Namun, negara kita menghadapi hal lain. Yes, Si Somad. Boleh tidak kalo gue menggunakan kata manusia ini keji, mengerikan dan boleh ya sedikit kasar menjijikan. Rasanya bisa kita sandingkan beliau dengan Zakir Naik. Spceeh yang diberikan sudah hampir muncrat di luar nalar kebangsaan dan kemanusiaan. Pesan yang disampaikan tidak lain menghardik, menghina dan menjejalkan kebencian atas dasar agama. Mungkinkah boleh dekatkan mereka dengan Hitler? silahkan teman-teman berpendapat.

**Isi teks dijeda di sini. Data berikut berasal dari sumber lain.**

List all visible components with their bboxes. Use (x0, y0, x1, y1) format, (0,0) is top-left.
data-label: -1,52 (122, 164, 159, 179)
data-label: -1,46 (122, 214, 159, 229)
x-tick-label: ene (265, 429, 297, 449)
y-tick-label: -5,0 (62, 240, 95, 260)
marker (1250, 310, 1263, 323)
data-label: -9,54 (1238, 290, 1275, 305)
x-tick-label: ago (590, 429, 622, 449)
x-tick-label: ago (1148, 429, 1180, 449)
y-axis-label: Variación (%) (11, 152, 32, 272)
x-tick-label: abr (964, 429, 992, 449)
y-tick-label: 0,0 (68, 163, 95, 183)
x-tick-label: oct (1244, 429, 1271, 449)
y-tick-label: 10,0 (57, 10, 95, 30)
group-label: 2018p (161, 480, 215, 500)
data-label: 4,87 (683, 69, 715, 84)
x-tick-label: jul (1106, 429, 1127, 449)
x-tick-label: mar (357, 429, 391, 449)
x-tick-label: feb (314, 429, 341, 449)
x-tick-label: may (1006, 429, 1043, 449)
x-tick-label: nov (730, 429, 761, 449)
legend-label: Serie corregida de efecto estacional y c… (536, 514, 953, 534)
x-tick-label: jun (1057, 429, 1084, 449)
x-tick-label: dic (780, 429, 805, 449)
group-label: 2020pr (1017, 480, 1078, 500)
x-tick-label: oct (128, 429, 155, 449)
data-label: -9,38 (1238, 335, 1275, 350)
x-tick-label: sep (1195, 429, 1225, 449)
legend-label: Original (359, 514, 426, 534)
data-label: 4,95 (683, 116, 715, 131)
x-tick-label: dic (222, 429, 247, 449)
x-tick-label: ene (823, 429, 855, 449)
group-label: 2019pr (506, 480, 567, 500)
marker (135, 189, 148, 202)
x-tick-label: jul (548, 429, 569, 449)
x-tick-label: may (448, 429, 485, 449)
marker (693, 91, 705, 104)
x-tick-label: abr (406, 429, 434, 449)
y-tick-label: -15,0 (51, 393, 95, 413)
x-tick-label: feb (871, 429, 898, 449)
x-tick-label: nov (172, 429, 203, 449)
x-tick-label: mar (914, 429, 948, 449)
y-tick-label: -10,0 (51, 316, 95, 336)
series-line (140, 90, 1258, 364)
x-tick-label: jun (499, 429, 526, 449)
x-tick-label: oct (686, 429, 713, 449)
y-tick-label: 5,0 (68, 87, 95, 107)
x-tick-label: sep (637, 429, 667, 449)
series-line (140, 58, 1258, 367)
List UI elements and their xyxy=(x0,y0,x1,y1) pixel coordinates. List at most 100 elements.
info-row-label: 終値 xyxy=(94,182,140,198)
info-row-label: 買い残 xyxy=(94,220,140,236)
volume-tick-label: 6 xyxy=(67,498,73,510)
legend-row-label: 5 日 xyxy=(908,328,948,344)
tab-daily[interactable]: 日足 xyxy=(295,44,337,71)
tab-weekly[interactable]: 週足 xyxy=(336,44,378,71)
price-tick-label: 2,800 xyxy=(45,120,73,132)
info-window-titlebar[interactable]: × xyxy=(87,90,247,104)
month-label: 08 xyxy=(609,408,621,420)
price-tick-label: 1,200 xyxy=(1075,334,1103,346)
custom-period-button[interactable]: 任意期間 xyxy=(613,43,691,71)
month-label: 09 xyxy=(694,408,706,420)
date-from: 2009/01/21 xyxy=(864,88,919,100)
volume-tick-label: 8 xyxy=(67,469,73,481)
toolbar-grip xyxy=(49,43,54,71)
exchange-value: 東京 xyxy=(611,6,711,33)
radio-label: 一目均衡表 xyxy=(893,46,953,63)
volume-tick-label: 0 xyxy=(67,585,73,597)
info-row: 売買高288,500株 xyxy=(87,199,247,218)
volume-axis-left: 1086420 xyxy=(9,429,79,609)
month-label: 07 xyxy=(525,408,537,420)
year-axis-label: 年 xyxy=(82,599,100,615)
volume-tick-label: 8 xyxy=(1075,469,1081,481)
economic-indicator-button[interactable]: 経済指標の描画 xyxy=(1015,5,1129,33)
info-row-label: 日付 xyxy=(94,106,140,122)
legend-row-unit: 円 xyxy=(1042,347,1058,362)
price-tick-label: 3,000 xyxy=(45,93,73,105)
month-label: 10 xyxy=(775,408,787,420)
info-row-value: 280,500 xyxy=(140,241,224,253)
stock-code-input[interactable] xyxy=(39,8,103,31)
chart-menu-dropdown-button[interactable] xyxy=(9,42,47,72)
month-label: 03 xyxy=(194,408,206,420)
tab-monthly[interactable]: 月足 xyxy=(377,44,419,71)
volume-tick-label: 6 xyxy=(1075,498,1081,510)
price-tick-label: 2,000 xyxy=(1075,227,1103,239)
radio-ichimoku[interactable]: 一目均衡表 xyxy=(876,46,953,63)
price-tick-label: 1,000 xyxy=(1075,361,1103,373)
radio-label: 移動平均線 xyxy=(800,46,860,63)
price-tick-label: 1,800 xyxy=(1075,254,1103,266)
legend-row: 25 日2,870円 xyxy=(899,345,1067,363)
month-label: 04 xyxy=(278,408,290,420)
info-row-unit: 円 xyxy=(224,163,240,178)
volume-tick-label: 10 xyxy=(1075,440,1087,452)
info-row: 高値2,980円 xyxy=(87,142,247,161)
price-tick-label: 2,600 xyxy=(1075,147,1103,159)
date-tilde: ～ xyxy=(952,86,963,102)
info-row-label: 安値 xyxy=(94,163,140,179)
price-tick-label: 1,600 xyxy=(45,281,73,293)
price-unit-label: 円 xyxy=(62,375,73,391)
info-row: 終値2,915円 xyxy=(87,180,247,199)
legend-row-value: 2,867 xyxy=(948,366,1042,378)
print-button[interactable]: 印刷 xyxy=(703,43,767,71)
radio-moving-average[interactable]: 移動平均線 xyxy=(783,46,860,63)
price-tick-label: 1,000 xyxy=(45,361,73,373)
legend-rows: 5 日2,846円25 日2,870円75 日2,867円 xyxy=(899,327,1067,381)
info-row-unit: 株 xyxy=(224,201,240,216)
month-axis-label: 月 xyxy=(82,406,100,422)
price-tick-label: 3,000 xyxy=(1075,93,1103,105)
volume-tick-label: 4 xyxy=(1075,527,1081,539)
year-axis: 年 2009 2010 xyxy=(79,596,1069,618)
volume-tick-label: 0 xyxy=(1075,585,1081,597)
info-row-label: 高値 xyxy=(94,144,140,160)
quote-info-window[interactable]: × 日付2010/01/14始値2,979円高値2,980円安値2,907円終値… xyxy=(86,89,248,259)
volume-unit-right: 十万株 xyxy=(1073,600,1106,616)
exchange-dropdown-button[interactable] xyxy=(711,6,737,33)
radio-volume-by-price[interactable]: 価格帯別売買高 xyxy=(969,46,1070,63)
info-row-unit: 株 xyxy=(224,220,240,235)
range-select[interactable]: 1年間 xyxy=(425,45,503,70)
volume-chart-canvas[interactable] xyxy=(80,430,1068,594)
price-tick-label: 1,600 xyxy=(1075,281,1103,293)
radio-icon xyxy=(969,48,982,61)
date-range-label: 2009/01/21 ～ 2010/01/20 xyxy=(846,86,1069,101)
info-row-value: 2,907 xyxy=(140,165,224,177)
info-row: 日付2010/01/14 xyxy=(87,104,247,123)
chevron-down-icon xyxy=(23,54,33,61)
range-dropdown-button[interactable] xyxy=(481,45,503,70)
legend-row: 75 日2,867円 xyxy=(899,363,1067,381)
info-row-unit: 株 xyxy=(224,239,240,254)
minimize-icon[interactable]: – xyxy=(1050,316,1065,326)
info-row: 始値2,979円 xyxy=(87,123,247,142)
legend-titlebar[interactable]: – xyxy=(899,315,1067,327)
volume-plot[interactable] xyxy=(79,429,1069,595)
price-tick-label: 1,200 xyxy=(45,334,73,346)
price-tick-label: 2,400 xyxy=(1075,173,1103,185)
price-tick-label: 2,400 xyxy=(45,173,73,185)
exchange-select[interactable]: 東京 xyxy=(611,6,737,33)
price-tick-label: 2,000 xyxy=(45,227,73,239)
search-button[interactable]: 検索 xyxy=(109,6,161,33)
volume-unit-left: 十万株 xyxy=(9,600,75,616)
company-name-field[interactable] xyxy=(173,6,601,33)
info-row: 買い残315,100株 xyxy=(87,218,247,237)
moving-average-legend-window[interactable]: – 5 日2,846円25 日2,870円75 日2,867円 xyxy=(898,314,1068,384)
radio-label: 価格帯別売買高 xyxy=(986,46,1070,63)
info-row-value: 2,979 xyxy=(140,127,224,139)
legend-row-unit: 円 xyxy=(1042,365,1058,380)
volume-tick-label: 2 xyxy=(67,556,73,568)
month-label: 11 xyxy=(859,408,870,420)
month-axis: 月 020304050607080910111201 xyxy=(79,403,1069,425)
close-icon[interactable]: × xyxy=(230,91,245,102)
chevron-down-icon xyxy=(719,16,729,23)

Gue dilahirkan dalam lingkup NU, sekolah di Muhammadiyah, berteman dengan teman"" Budhis dan Kong Hucu dan Tao, hampir enam bulan di bali belajar tentang Hindu dan ke Pure, gue sering dialog dengan teman"" Katholik dan Protestan dan di sini tidak jarang gue ke Katerdal, kapel'' Orthodox, Sinagog dan tentu gue ke Masjid dan sudah pasti dialog dengan teman"" yang tidak memiliki kepercayaan, Atheis dan kepercayaan lainnya.
Jika teman-teman membaca Karen Amstrong series, maka akan menemukan. Tidak lain dari yang lain, pesan agama adalah kebaikan. Bukan menghardik!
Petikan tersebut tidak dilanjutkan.